All RCTs in the BMJ, JAMA, the Lancet and the New England Journal of Medicine (NEJM) from 1 January to 30 September 2017 were searched by hand and data were extracted. The papers were assessed using the CONSORT statement criteria and the criteria for observational effectiveness studies, the 'benchmarking controlled trials' (BCTs) framework.

Of the 161 RCTs, four were published in the BMJ, 50 in JAMA, 71 in the Lancet and 36 in the NEJM. Seventy-two RCTs were conducted in the US or Europe and 70 were multinational. Sixty-two per cent studied pharmacological interventions, 21% other conservative interventions, 7% surgical interventions, 3% rehabilitation interventions and the rest combinations of these. The patient's path before randomization was described in 13.7% of papers, reasons for exclusions were reported in 62.1% and healthcare settings were described in 7.5% of trials. Demographic and disorder-specific data were provided in 97.5% of papers, but any measure of functioning (disorder-specific or generic disability, or health-related quality of life) in 48.4%, at least two co-morbidities in 34.8%, any behavioral factor (alcohol consumption, smoking, physical activity or obesity) in 50.9%, any environmental factor (work and living conditions, marital status) in 10.6%, and any factor related to potential inequity (education, socioeconomic status, deprivation, ethnicity) in 50.3% of papers. There were major differences between journals in the completeness of reporting.

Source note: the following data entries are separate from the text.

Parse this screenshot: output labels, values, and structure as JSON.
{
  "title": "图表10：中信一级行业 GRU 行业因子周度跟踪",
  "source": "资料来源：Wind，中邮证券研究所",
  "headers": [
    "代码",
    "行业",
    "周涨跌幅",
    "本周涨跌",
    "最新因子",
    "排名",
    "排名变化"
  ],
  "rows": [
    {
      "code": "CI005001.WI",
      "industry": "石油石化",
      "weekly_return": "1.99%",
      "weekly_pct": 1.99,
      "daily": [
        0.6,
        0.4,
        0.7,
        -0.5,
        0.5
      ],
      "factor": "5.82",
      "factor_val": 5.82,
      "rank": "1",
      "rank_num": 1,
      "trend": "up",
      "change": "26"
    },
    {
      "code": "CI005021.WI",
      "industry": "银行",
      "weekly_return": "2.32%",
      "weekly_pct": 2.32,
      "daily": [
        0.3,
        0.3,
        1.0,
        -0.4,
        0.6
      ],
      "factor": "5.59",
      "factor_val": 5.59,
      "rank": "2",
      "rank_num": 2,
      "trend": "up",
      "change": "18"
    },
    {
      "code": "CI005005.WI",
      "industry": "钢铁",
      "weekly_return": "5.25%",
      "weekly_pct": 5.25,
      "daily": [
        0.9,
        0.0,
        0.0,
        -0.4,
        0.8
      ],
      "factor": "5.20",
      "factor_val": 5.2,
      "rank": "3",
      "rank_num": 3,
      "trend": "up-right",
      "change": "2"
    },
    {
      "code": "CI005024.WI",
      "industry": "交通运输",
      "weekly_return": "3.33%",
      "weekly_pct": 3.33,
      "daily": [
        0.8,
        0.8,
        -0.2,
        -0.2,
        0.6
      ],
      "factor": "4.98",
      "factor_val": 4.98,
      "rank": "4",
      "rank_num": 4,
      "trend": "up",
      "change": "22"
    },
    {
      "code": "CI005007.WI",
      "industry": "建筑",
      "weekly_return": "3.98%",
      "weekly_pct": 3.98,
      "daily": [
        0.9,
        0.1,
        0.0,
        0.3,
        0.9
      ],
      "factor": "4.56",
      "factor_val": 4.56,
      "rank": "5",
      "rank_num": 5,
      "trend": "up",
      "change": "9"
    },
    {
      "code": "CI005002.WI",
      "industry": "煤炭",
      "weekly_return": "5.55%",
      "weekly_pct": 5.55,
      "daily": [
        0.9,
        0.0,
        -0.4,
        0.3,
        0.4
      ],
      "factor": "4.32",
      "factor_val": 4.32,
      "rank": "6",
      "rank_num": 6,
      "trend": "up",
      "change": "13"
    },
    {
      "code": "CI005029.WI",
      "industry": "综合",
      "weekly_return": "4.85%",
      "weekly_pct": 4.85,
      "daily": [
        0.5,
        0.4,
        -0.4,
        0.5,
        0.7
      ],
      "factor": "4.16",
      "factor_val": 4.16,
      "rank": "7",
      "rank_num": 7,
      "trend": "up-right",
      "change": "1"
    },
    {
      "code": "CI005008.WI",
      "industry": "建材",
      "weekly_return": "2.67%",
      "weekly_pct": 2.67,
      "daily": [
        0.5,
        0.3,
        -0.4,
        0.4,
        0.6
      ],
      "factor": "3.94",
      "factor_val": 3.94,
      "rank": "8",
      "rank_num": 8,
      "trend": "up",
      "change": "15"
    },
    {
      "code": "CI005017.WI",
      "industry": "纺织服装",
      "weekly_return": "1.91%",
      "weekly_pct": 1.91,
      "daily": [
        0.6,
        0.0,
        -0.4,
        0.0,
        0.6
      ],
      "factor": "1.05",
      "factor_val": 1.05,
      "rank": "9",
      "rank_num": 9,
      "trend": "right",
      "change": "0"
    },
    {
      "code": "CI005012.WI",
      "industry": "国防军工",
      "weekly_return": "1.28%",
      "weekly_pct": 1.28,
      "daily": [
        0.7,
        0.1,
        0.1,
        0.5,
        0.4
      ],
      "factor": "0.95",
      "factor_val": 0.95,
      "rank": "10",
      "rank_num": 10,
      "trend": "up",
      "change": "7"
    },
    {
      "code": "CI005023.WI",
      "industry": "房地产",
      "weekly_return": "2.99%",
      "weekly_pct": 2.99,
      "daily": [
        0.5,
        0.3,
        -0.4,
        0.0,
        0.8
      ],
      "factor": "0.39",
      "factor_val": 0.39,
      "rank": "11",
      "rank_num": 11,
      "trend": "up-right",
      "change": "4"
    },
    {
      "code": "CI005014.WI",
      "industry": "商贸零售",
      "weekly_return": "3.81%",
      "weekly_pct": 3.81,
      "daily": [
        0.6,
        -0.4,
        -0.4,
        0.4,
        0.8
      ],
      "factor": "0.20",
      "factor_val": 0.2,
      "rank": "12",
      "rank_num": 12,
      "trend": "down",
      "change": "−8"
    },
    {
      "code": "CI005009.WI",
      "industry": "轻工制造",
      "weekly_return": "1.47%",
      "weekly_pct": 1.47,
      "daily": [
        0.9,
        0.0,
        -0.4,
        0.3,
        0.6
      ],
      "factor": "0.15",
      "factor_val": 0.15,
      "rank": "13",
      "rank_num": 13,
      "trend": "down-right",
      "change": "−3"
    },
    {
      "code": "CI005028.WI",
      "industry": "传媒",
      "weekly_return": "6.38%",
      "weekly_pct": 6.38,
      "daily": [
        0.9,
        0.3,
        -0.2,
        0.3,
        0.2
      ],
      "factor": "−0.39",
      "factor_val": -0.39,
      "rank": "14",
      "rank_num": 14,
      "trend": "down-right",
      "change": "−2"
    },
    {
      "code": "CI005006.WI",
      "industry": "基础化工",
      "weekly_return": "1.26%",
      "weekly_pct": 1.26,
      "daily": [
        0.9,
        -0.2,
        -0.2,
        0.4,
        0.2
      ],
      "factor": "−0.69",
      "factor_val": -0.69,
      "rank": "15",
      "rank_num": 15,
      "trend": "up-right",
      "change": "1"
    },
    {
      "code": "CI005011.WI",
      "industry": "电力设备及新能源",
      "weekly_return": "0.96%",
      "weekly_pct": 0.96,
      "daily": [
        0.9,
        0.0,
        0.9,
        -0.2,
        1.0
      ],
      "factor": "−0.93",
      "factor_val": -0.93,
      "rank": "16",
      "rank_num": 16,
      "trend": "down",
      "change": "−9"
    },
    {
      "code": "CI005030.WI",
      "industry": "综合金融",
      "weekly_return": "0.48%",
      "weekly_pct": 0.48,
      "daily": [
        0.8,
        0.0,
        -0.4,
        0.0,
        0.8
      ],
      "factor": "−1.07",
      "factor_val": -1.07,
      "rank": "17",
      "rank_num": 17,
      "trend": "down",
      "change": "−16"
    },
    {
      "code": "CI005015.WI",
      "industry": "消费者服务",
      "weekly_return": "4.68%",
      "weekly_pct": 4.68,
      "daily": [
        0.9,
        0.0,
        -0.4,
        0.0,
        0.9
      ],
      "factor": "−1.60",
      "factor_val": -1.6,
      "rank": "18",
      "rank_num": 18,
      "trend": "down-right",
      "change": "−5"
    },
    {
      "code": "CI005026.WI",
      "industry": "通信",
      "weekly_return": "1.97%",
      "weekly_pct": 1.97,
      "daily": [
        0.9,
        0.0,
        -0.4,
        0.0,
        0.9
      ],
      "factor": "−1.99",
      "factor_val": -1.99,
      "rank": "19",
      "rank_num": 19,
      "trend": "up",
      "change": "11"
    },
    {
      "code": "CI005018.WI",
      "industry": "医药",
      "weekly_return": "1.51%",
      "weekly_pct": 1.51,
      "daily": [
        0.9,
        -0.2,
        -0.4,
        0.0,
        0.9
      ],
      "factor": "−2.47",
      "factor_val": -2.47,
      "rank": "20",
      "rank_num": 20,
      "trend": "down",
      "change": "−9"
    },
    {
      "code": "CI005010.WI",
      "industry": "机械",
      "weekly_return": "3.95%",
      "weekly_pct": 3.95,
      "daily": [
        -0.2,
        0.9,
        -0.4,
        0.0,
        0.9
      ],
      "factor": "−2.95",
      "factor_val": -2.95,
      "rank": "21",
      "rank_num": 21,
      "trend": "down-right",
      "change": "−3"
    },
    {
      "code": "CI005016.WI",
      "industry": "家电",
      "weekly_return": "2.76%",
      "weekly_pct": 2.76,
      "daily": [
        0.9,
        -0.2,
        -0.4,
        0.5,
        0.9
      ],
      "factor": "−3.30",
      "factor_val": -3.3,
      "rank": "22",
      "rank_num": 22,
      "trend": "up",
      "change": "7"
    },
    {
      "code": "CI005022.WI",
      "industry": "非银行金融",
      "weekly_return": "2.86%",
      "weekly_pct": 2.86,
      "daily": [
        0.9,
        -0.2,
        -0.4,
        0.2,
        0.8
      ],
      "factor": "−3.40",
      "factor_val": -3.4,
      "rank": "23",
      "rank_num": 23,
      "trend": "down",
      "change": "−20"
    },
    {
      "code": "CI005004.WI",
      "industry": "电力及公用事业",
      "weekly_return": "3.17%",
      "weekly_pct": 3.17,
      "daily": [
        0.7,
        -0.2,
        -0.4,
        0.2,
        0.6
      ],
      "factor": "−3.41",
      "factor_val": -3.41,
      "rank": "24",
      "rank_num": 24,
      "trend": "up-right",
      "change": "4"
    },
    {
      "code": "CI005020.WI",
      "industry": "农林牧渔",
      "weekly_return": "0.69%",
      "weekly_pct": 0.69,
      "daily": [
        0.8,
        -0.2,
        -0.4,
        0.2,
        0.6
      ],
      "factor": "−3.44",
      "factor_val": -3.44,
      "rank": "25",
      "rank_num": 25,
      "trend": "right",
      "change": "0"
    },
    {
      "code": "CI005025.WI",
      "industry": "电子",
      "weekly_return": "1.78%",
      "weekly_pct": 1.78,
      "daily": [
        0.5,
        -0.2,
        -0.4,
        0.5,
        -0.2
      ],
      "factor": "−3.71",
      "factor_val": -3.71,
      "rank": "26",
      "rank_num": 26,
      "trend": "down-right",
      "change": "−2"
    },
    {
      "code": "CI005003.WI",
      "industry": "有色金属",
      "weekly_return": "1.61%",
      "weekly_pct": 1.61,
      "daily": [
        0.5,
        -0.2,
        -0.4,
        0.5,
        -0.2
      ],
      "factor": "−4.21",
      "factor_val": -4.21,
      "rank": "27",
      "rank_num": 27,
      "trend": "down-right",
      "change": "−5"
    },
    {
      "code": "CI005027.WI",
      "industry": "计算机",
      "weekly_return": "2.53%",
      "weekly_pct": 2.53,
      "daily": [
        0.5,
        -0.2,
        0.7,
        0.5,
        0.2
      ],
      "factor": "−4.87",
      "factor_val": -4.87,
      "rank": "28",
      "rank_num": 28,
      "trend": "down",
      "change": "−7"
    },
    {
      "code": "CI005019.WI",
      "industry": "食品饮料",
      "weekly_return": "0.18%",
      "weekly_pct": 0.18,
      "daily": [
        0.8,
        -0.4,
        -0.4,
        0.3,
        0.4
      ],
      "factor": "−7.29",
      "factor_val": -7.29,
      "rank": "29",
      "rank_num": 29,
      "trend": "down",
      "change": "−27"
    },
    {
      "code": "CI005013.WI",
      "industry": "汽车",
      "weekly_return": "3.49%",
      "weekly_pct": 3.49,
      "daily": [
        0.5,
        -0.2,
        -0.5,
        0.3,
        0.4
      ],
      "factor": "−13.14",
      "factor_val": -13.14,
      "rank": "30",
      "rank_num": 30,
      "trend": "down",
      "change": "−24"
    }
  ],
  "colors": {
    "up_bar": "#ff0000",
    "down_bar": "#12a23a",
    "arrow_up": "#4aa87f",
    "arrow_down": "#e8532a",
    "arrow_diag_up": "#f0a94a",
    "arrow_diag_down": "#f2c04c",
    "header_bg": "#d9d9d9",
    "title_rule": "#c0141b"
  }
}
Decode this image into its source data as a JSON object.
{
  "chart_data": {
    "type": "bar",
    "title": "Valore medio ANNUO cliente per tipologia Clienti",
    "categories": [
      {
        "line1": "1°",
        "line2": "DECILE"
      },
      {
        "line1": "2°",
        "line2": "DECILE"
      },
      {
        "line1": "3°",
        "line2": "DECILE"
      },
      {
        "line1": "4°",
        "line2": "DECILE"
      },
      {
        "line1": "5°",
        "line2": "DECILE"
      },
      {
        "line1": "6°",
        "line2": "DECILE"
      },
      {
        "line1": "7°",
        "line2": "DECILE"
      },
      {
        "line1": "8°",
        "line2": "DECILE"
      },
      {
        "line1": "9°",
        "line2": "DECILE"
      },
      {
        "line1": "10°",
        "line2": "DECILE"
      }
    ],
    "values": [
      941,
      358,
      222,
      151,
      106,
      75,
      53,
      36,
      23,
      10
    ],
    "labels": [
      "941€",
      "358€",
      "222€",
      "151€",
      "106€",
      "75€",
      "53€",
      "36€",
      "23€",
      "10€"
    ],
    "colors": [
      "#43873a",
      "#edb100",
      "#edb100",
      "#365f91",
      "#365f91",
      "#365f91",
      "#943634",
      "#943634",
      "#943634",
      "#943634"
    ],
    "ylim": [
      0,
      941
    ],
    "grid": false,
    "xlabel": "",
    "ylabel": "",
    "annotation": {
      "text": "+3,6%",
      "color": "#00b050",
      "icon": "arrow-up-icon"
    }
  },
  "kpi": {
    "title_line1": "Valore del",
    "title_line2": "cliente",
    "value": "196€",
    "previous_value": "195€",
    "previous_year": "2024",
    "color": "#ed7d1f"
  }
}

Most of the RCTs were conducted in industrialized countries and on pharmacological or conservative therapy. Deficiencies in the description of patient selection, study setting and patient characteristics are common. These deficiencies hamper the generalizability of evidence for clinical decision-making and for systematic reviews. The use of the CONSORT statement and the BCT framework may widen the description of patients in RCTs and increase our ability to generalize evidence.

Relevance to patients and consumers: 

Effectiveness estimates may be associated with several patient characteristics, not just with the diagnosis and severity of indication. Patients’ disabilities, comorbidities, behavioral, environmental, and inequity related factors may modify the treatment response, and the evidence may not be generalizable to all patient groups with different backgrounds. This presentation will bring forward the need to address patients more comprehensively in randomised controlled trials.